Department of Orthopedics, Shanghai Punan Hospital of Pudong New District, Shanghai 200125, People's Republic of China.
Biomed Mater. 2023 Feb 16;18(2). doi: 10.1088/1748-605X/acb412.
Steroid-induced avascular necrosis of the femoral head (SANFH) is an intractable orthopedic disease. This study investigated the regulatory effect and molecular mechanism of vascular endothelial cell (VEC)-derived exosomes (Exos) modified with vascular endothelial growth factor (VEGF) in osteogenic and adipogenic differentiation of bone marrow mesenchymal stem cells (BMSCs) in SANFH. VECs were culturedand transfected with adenovirus Adv-VEGF plasmids. Exos were extracted and identified.SANFH models were established and treated with VEGF-modified VEC-Exos (VEGF-VEC-Exos). The internalization of Exos by BMSCs, proliferation and osteogenic and adipogenic differentiation of BMSCs were determined by the uptake test, cell counting kit-8 (CCK-8) assay, alizarin red staining, and oil red O staining. Meanwhile, the mRNA level of VEGF, the appearance of the femoral head, and histological analysis were assessed by reverse transcription quantitative polymerase chain reaction and hematoxylin-eosin staining. Moreover, the protein levels of VEGF, osteogenic markers, adipogenic markers, and mitogen-activated protein kinase (MAPK)/extracellular regulated protein kinases (ERK) pathway-related indicators were examined by Western blotting, along with evaluation of the VEGF levels in femur tissues by immunohistochemistry. Glucocorticoid (GC) induced adipogenic differentiation of BMSCs and inhibited osteogenic differentiation. VEGF-VEC-Exos accelerated the osteogenic differentiation of GC-induced BMSCs and inhibited adipogenic differentiation. VEGF-VEC-Exos activated the MAPK/ERK pathway in GC-induced BMSCs. VEGF-VEC-Exos promoted osteoblast differentiation and suppressed adipogenic differentiation of BMSCs by activating the MAPK/ERK pathway. VEGF-VEC-Exos accelerated bone formation and restrained adipogenesis in SANFH rats. VEGF-VEC-Exos carried VEGF into BMSCs and motivated the MAPK/ERK pathway, thereby promoting osteoblast differentiation of BMSCs in SANFH, inhibiting adipogenic differentiation, and alleviating SANFH.
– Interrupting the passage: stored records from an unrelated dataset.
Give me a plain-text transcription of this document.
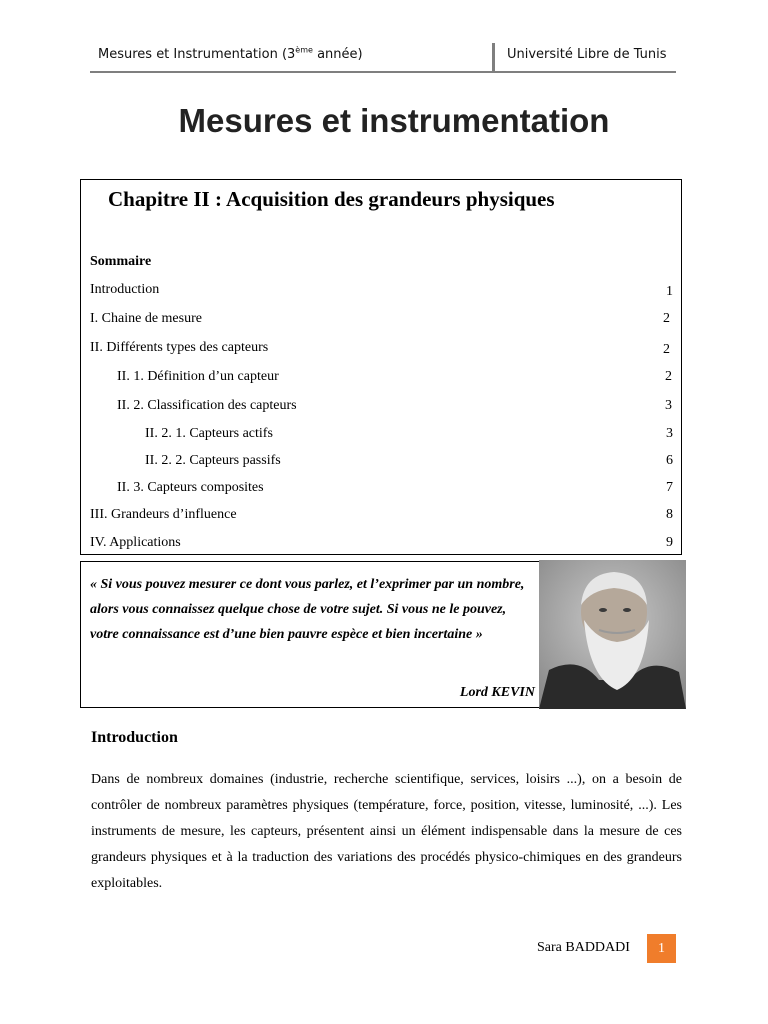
Mesures et Instrumentation (3ème année)	Université Libre de Tunis
Mesures et instrumentation
Chapitre II : Acquisition des grandeurs physiques
Sommaire
Introduction	1
I. Chaine de mesure	2
II. Différents types des capteurs	2
II. 1. Définition d’un capteur	2
II. 2. Classification des capteurs	3
II. 2. 1. Capteurs actifs	3
II. 2. 2. Capteurs passifs	6
II. 3. Capteurs composites	7
III. Grandeurs d’influence	8
IV. Applications	9
« Si vous pouvez mesurer ce dont vous parlez, et l’exprimer par un nombre, alors vous connaissez quelque chose de votre sujet. Si vous ne le pouvez, votre connaissance est d’une bien pauvre espèce et bien incertaine »
Lord KEVIN
Introduction
Dans de nombreux domaines (industrie, recherche scientifique, services, loisirs ...), on a besoin de contrôler de nombreux paramètres physiques (température, force, position, vitesse, luminosité, ...). Les instruments de mesure, les capteurs, présentent ainsi un élément indispensable dans la mesure de ces grandeurs physiques et à la traduction des variations des procédés physico-chimiques en des grandeurs exploitables.
Sara BADDADI	1
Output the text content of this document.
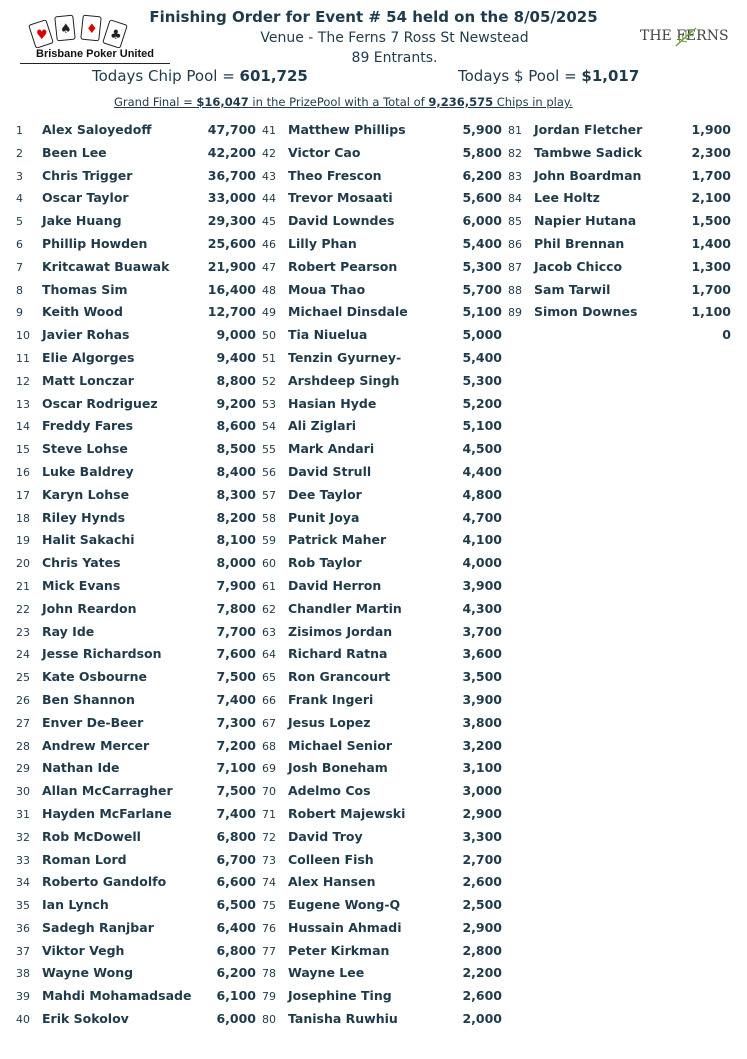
♥ ♠ ♦ ♣
Brisbane Poker United
THE FERNS
Finishing Order for Event # 54 held on the 8/05/2025
Venue - The Ferns 7 Ross St Newstead
89 Entrants.
Todays Chip Pool = 601,725	Todays $ Pool = $1,017
Grand Final = $16,047 in the PrizePool with a Total of 9,236,575 Chips in play.
1 Alex Saloyedoff	47,700
2 Been Lee	42,200
3 Chris Trigger	36,700
4 Oscar Taylor	33,000
5 Jake Huang	29,300
6 Phillip Howden	25,600
7 Kritcawat Buawak	21,900
8 Thomas Sim	16,400
9 Keith Wood	12,700
10 Javier Rohas	9,000
11 Elie Algorges	9,400
12 Matt Lonczar	8,800
13 Oscar Rodriguez	9,200
14 Freddy Fares	8,600
15 Steve Lohse	8,500
16 Luke Baldrey	8,400
17 Karyn Lohse	8,300
18 Riley Hynds	8,200
19 Halit Sakachi	8,100
20 Chris Yates	8,000
21 Mick Evans	7,900
22 John Reardon	7,800
23 Ray Ide	7,700
24 Jesse Richardson	7,600
25 Kate Osbourne	7,500
26 Ben Shannon	7,400
27 Enver De-Beer	7,300
28 Andrew Mercer	7,200
29 Nathan Ide	7,100
30 Allan McCarragher	7,500
31 Hayden McFarlane	7,400
32 Rob McDowell	6,800
33 Roman Lord	6,700
34 Roberto Gandolfo	6,600
35 Ian Lynch	6,500
36 Sadegh Ranjbar	6,400
37 Viktor Vegh	6,800
38 Wayne Wong	6,200
39 Mahdi Mohamadsade 6,100
40 Erik Sokolov	6,000
41 Matthew Phillips	5,900
42 Victor Cao	5,800
43 Theo Frescon	6,200
44 Trevor Mosaati	5,600
45 David Lowndes	6,000
46 Lilly Phan	5,400
47 Robert Pearson	5,300
48 Moua Thao	5,700
49 Michael Dinsdale	5,100
50 Tia Niuelua	5,000
51 Tenzin Gyurney-	5,400
52 Arshdeep Singh	5,300
53 Hasian Hyde	5,200
54 Ali Ziglari	5,100
55 Mark Andari	4,500
56 David Strull	4,400
57 Dee Taylor	4,800
58 Punit Joya	4,700
59 Patrick Maher	4,100
60 Rob Taylor	4,000
61 David Herron	3,900
62 Chandler Martin	4,300
63 Zisimos Jordan	3,700
64 Richard Ratna	3,600
65 Ron Grancourt	3,500
66 Frank Ingeri	3,900
67 Jesus Lopez	3,800
68 Michael Senior	3,200
69 Josh Boneham	3,100
70 Adelmo Cos	3,000
71 Robert Majewski	2,900
72 David Troy	3,300
73 Colleen Fish	2,700
74 Alex Hansen	2,600
75 Eugene Wong-Q	2,500
76 Hussain Ahmadi	2,900
77 Peter Kirkman	2,800
78 Wayne Lee	2,200
79 Josephine Ting	2,600
80 Tanisha Ruwhiu	2,000
81 Jordan Fletcher	1,900
82 Tambwe Sadick	2,300
83 John Boardman	1,700
84 Lee Holtz	2,100
85 Napier Hutana	1,500
86 Phil Brennan	1,400
87 Jacob Chicco	1,300
88 Sam Tarwil	1,700
89 Simon Downes	1,100
0
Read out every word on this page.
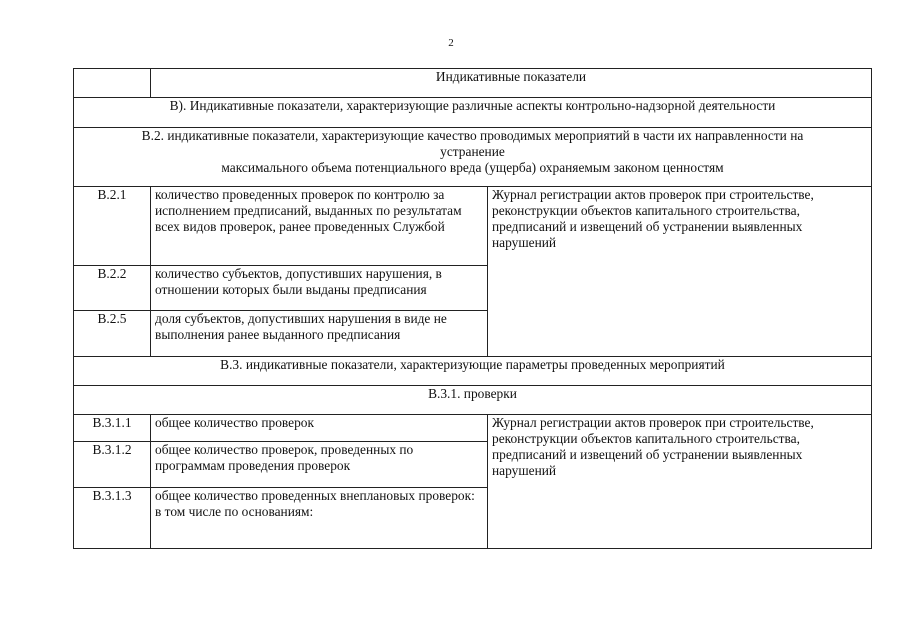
2
	Индикативные показатели	
В). Индикативные показатели, характеризующие различные аспекты контрольно-надзорной деятельности		

В.2. индикативные показатели, характеризующие качество проводимых мероприятий в части их направленности на
устранение
максимального объема потенциального вреда (ущерба) охраняемым законом ценностям		

В.2.1	количество проведенных проверок по контролю за исполнением предписаний, выданных по результатам всех видов проверок, ранее проведенных Службой	Журнал регистрации актов проверок при строительстве, реконструкции объектов капитального строительства, предписаний и извещений об устранении выявленных нарушений
В.2.2	количество субъектов, допустивших нарушения, в отношении которых были выданы предписания	
В.2.5	доля субъектов, допустивших нарушения в виде не выполнения ранее выданного предписания	
В.3. индикативные показатели, характеризующие параметры проведенных мероприятий		
В.3.1. проверки		
В.3.1.1	общее количество проверок	Журнал регистрации актов проверок при строительстве, реконструкции объектов капитального строительства, предписаний и извещений об устранении выявленных нарушений
В.3.1.2	общее количество проверок, проведенных по программам проведения проверок	
В.3.1.3	общее количество проведенных внеплановых проверок:
в том числе по основаниям:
激素诱导性股骨头坏死 (SANFH) 是一种难治性骨科疾病。本研究探讨了血管内皮细胞 (VEC) 衍生的外泌体 (Exos) 修饰的血管内皮生长因子 (VEGF) 在 SANFH 中骨髓间充质干细胞 (BMSCs) 成骨和成脂分化中的调节作用和分子机制。培养 VEC 并转染腺病毒 Adv-VEGF 质粒。提取并鉴定 Exos。建立 SANFH 模型并使用 VEGF 修饰的 VEC-Exos (VEGF-VEC-Exos) 进行治疗。通过摄取试验、细胞计数试剂盒-8 (CCK-8) 测定、茜素红染色和油红 O 染色来测定 Exos 被 BMSCs 内化、BMSCs 增殖和成骨和成脂分化的情况。同时,通过逆转录定量聚合酶链反应和苏木精-伊红染色评估 VEGF、股骨头外观和组织学分析。此外,通过 Western blot 检测 VEGF、成骨标志物、成脂标志物和丝裂原活化蛋白激酶 (MAPK)/细胞外调节蛋白激酶 (ERK) 通路相关指标的蛋白水平,并通过免疫组织化学评估股骨组织中的 VEGF 水平。糖皮质激素 (GC) 诱导 BMSCs 成脂分化并抑制成骨分化。VEGF-VEC-Exos 加速 GC 诱导的 BMSCs 的成骨分化并抑制成脂分化。VEGF-VEC-Exos 激活 GC 诱导的 BMSCs 中的 MAPK/ERK 通路。VEGF-VEC-Exos 通过激活 MAPK/ERK 通路促进 BMSCs 的成骨分化并抑制成脂分化。VEGF-VEC-Exos 加速 SANFH 大鼠的骨形成并抑制脂肪生成。VEGF-VEC-Exos 将 VEGF 带入 BMSCs 并激活 MAPK/ERK 通路,从而促进 SANFH 中 BMSCs 的成骨分化,抑制成脂分化,并缓解 SANFH。